She’s interested but we have nothing in common. Should we go on a date?

PresidentQwark asks:

For most of my life I’ve been about as socially inept as a person can possibly be. Most of my friends and family have all learned by now that I never really talk much. So to save you on few pages of reading I have n0 experience in the female department. No hand holding, hugging, kissing, sex or date experience.

A girl I work with at my summer job has started to show a lot of interest in me since we were forced to work together one day where I was oddly talkative and she really responded to my sense of humor.

Now normally I’d be super happy and I still kind of am but here are a few things making me skeptical about trying to pursue anything.

  • She’s 4 years younger (not really an issue) but noticeably more immature
  • We don’t have much in common. Don’t really share any hobbies or have the same taste in music or movies. She says she’s a “country girl” with no plans for college as far as I’m aware and I’m a pretty typical liberal nerd and going for my masters degree
  • We both make fun of the way the other one talks ( she’s says things like “fricken” “aint” and “that’s gay” quite a bit all of which sorta bother me)
  • If I do pursue I start school in September where I’ll be commuting everyday plus I’ll have a job so I won’t really have much time for a relationship

But on the other hand this may be one of the only chances at dating I’ll get while I’m still relatively young.

Demetrius says:

I’m glad you prefaced your question by mentioning that you have no real experience with women. One of the most used pieces of advice that I give out is “Figure out what you want before you start dating” but you are a great example of how sometimes, that isn’t the best piece of advice. Now, I’m hesitant to give you a yes on this specific girl, but I do think that you should go on dates with people you aren’t 100% matches with. Here’s why.

The biggest reason is your lack of experience. To really figure out what type of person you want to date, some personality traits need to be experienced before you decide on whether you like them or not. Some things are a little more obvious than others.Hypothetical example: you love dogs so you probably know that you can’t date a person who hates dogs. Other things, well, you need to at least see first. I never would have thought at 18 that I wouldn’t be able to date someone who doesn’t have a savings account¬†but you know, you live and you learn. The only reason I’m even here right now writing this advice for you is because I’ve dated so much that I know what I’m talking about. Experience is king when it comes to dating, and your lack of experience will be a slight problem. So yes, go on dates if you want the experience. It (usually) wont hurt to just be on a date with someone.
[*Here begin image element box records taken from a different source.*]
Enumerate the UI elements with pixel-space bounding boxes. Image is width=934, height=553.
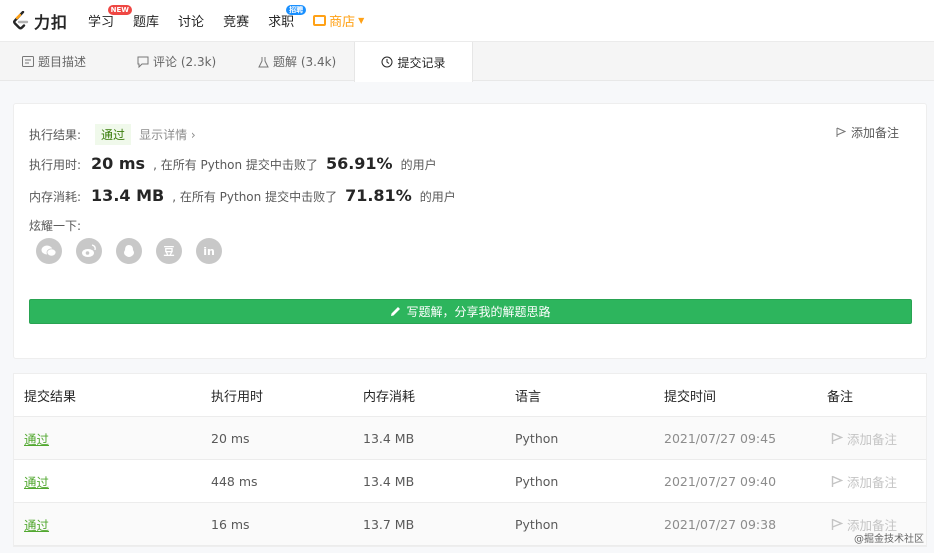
show-detail-link[interactable]: 显示详情 › bbox=[139, 126, 196, 143]
memory-cell: 13.4 MB bbox=[363, 474, 415, 489]
douban-icon[interactable]: 豆 bbox=[156, 238, 182, 264]
logo-text: 力扣 bbox=[34, 12, 69, 32]
add-remark-button[interactable]: 添加备注 bbox=[831, 417, 897, 460]
runtime-percentile: 56.91% bbox=[325, 154, 393, 173]
table-row: 通过 20 ms 13.4 MB Python 2021/07/27 09:45… bbox=[14, 417, 926, 460]
memory-row: 内存消耗: 13.4 MB , 在所有 Python 提交中击败了 71.81%… bbox=[29, 186, 456, 205]
linkedin-icon[interactable]: in bbox=[196, 238, 222, 264]
submit-time-cell: 2021/07/27 09:38 bbox=[664, 517, 777, 532]
tab-description[interactable]: 题目描述 bbox=[22, 42, 86, 81]
header-status[interactable]: 提交结果 bbox=[24, 374, 76, 417]
share-icons: 豆 in bbox=[36, 238, 236, 264]
hiring-badge: 招聘 bbox=[286, 4, 307, 15]
memory-percentile: 71.81% bbox=[345, 186, 412, 205]
problem-tabs: 题目描述 评论 (2.3k) 题解 (3.4k) 提交记录 bbox=[0, 42, 934, 82]
top-nav: 力扣 学习 NEW 题库 讨论 竞赛 求职 招聘 商店 ▼ bbox=[0, 0, 934, 42]
flag-icon bbox=[831, 518, 843, 530]
submission-result-card: 执行结果: 通过 显示详情 › 添加备注 执行用时: 20 ms , 在所有 P… bbox=[13, 103, 927, 359]
memory-cell: 13.7 MB bbox=[363, 517, 415, 532]
nav-learn[interactable]: 学习 NEW bbox=[88, 0, 133, 42]
submit-time-cell: 2021/07/27 09:40 bbox=[664, 474, 777, 489]
qq-glyph bbox=[124, 244, 134, 257]
language-cell: Python bbox=[515, 474, 559, 489]
status-badge: 通过 bbox=[95, 124, 132, 145]
weibo-glyph bbox=[82, 244, 96, 257]
header-memory[interactable]: 内存消耗 bbox=[363, 374, 415, 417]
share-label: 炫耀一下: bbox=[29, 219, 82, 233]
flag-icon bbox=[831, 475, 843, 487]
status-link[interactable]: 通过 bbox=[24, 503, 49, 546]
nav-problems[interactable]: 题库 bbox=[133, 0, 159, 42]
language-cell: Python bbox=[515, 431, 559, 446]
nav-discuss[interactable]: 讨论 bbox=[178, 0, 204, 42]
runtime-cell: 16 ms bbox=[211, 517, 250, 532]
runtime-cell: 20 ms bbox=[211, 431, 250, 446]
header-runtime[interactable]: 执行用时 bbox=[211, 374, 263, 417]
write-solution-button[interactable]: 写题解，分享我的解题思路 bbox=[29, 299, 912, 324]
table-row: 通过 16 ms 13.7 MB Python 2021/07/27 09:38… bbox=[14, 503, 926, 546]
table-header: 提交结果 执行用时 内存消耗 语言 提交时间 备注 bbox=[14, 374, 926, 417]
add-remark-button[interactable]: 添加备注 bbox=[831, 460, 897, 503]
flag-icon bbox=[831, 432, 843, 444]
language-cell: Python bbox=[515, 517, 559, 532]
clock-icon bbox=[381, 56, 393, 68]
new-badge: NEW bbox=[107, 4, 133, 15]
nav-jobs[interactable]: 求职 招聘 bbox=[268, 0, 307, 42]
flask-icon bbox=[258, 56, 269, 67]
wechat-glyph bbox=[41, 245, 57, 257]
comment-icon bbox=[137, 56, 149, 68]
tab-comments[interactable]: 评论 (2.3k) bbox=[137, 42, 216, 81]
add-note-button[interactable]: 添加备注 bbox=[836, 124, 899, 141]
tab-submissions[interactable]: 提交记录 bbox=[354, 42, 473, 82]
runtime-cell: 448 ms bbox=[211, 474, 258, 489]
status-link[interactable]: 通过 bbox=[24, 417, 49, 460]
nav-contest[interactable]: 竞赛 bbox=[223, 0, 249, 42]
submission-table: 提交结果 执行用时 内存消耗 语言 提交时间 备注 通过 20 ms 13.4 … bbox=[13, 373, 927, 547]
runtime-value: 20 ms bbox=[91, 154, 146, 173]
header-language[interactable]: 语言 bbox=[515, 374, 541, 417]
header-submit-time[interactable]: 提交时间 bbox=[664, 374, 716, 417]
status-link[interactable]: 通过 bbox=[24, 460, 49, 503]
submit-time-cell: 2021/07/27 09:45 bbox=[664, 431, 777, 446]
watermark: @掘金技术社区 bbox=[854, 534, 924, 545]
document-icon bbox=[22, 56, 34, 67]
logo[interactable]: 力扣 bbox=[12, 0, 68, 42]
memory-value: 13.4 MB bbox=[91, 186, 165, 205]
nav-store[interactable]: 商店 ▼ bbox=[313, 0, 364, 42]
result-row: 执行结果: 通过 显示详情 › bbox=[29, 124, 196, 145]
tab-solutions[interactable]: 题解 (3.4k) bbox=[258, 42, 336, 81]
runtime-row: 执行用时: 20 ms , 在所有 Python 提交中击败了 56.91% 的… bbox=[29, 154, 437, 173]
weibo-icon[interactable] bbox=[76, 238, 102, 264]
pencil-icon bbox=[391, 307, 401, 316]
memory-cell: 13.4 MB bbox=[363, 431, 415, 446]
caret-down-icon: ▼ bbox=[358, 16, 365, 25]
store-icon bbox=[313, 15, 327, 26]
wechat-icon[interactable] bbox=[36, 238, 62, 264]
table-row: 通过 448 ms 13.4 MB Python 2021/07/27 09:4… bbox=[14, 460, 926, 503]
leetcode-logo-icon bbox=[13, 10, 29, 29]
qq-icon[interactable] bbox=[116, 238, 142, 264]
header-remark: 备注 bbox=[827, 390, 854, 405]
flag-icon bbox=[836, 127, 846, 137]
While you may be very different in terms of common traits, interests, or even the way you speak, that doesn’t necessarily mean that you are a bad match with this girl. I’ve dated plenty of people who come from a different background, are a bit younger or older, don’t share the same hobbies, and yet we clicked. I wouldn’t get too caught up on the differences you have because trust me, they probably aren’t that big. Personally I’m a big believer in dating a diverse group of people to learn and grow. I’ve never dated anyone who wrote a dating blog, or who had a huge fascination with comics the way I do, because honestly those things aren’t as important as finding a common ground on issues like say, equality for women, or abortion. Education might be a bigger deal, but I think that all comes down to preference.¬†I like the occasional high-minded conversation but I don’t think I could date someone who only spoke about the economic policies in Latin America. So if you’re going for your masters degree and you meet a girl who has a bachelors, or even just a high-school diploma, I would encourage you to make your judgment based on how well you communicate, and less on what a piece of paper says about their educational competencies.

With all that said, you maybe don’t want to go on a date with someone whose use of the English language bothers you, specifically the use of “that’s gay“as a negative term. I’m all for free expression and the freedom of speech, but I’m also for hanging out with people who don’t bother you. Personally, I wouldn’t go on a date with someone who says things like “that’s gay” because that’s not only a crappy thing to say, it’s also indicative of a larger personality trait. One of closed-mindedness and a willingness to reduce a group of people and their characteristics as inherently bad. I can’t know for sure exactly what she’s like but in my experience, men and women who use terms like “that’s gay” or “stop acting gay” are usually bigots and not people you want to be around. That’s way more concerning to me then the not having anything in common stuff. Maybe don’t go on a date with her, but feel free to go on a date with someone you don’t have much in common with.

Finally, let me just close by saying that although you don’t have a lot of experience, that doesn’t mean that one date will lead into a relationship. You mentioned starting school in September and your concern was that you wouldn’t have time for a relationship. That’s cool and all, but you need to put things in perspective. A date is just a date. A first date is just a tryout for date number two, and date number two is a tryout for date number three, and so on. Take each date, and each new experience, one step at a time. But seriously, don’t go on a date with a girl who uses “gay” as an insult.

Good Luck Out There.

Demetrius Figueroa

Demetrius is a sex, dating, and relationship writer based in Brooklyn.